© Thomas Mailund 2017

Thomas Mailund, Advanced Object-Oriented Programming in R, 10.1007/978-1-4842-2919-4_5

5. Operator Overloading

Thomas Mailund

(1)Aarhus N, Denmark

Overloading operators, that is, giving operators such as + or - new or additional functionality, is not inherently object-oriented, but since it can be thought of as adding polymorphism to functions it fits in naturally here after we have gone through polymorphism through generic functions.

Opinions vary on whether overloading operators is good or bad practice. Some languages allow it; others do not. Some languages allow you to make your own infix operators but not change existing ones, and some languages are just inconsistent in allowing some operator overloading for built-in objects but not for user-defined. One argument against overloading is the expected behavior of operators. It is so ingrained in us to expect + to mean addition that we cannot handle if it also means string concatenation. This argument, of course, ignores that we have no problem with using + for both integer and floating point addition. Another argument, and in my opinion a more valid one, is that it is harder to remember what an operator does than what a function does since the function name at least gives us some hint as to the function’s purpose. The truth is that infix operators, when carefully used, can provide us with a more convenient syntax than simple function calls. You probably find 2 * x + 5 easier to read than plus(times(2, x), 5), and most programming languages, with Lisp dialects being a noticeable exception, prefer the former to the latter. The same goes for user-defined or user-overloaded operators. Using magrittr’s pipe operator, %>%, makes analysis workflows much easier to read, and ggplot2’s overloading of + makes plotting code much easier to read.

Since, in R, you can both overload existing operators and create your own, you have to choose which is most appropriate for any given situation. My rule of thumb is to prefer new infix operators unless it feels natural to use an existing one. That is, of course, a terribly subjective evaluation, but some operations just seem like “addition”—I would say combining operations in ggplot2 can be justified as such—while others don’t, like pipeline operations in magritte. It is a judgment call, and you can always experiment with your code to see what you feel is most natural.

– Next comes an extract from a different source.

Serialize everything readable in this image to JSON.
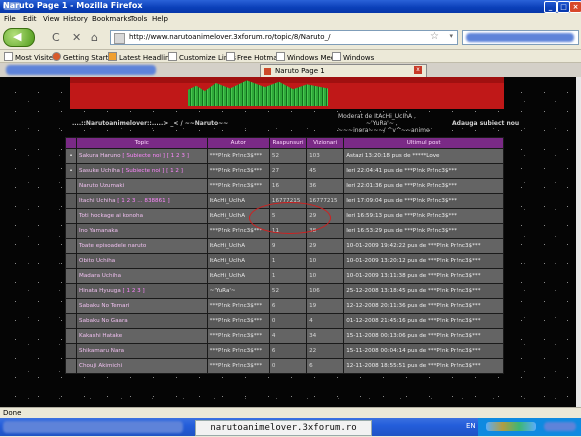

In this chapter, we will see how we can overload operators. I will not cover how you create infix operators. If you are interested, I describe those in my Functional Programming in R book.

Functions and Operators

Every operation in R involves a function call. Control structures, subscripting, even parenthesis involve functions, and, naturally, operators involve function calls as well. This means that operators can be overridden. You can replace one implementation of + with another just by defining a new version of +. But you really shouldn’t. Replacing the built-in operators with user-defined ones will affect all your code, slow it down, and is very likely to introduce hard-to-find bugs. You don’t have to do this to define operators for your own classes, though. The operators are generic, and you can define specialized versions of them, implementing how any operator should handle new classes you define.

To illustrate how this is done, we define a class for arithmetic modulus some number n. Here I assume that value is some numeric type—in production code, we would write tests for this, but in the example, we just implicitly assume this—and we use an attribute to store the number n. We then compute the value modulus n, set the class, and return the result.

modulus <- function(value, n) {
  result <- value %% n
  attr(result, "modulus") <- n
  class(result) <- c("modulus", class(value))
  result
}

To pretty-print values of the class, we define the print method. We want to print values, x, using the underlying type but with a line above giving us n. If we just call print(x) we would recurse back to print.modulus since that is the type of x, but we can use the function unclass to get rid of the type of x. It doesn’t completely get rid of the type, though. If x is a numeric type, unclass just reduces x to that. When we print primitive values with attributes the attributes are printed as well, so we get rid of all attributes before we print the reduced x. Here we could directly call print(x) but NextMethod() works as well, so that is what I have used here.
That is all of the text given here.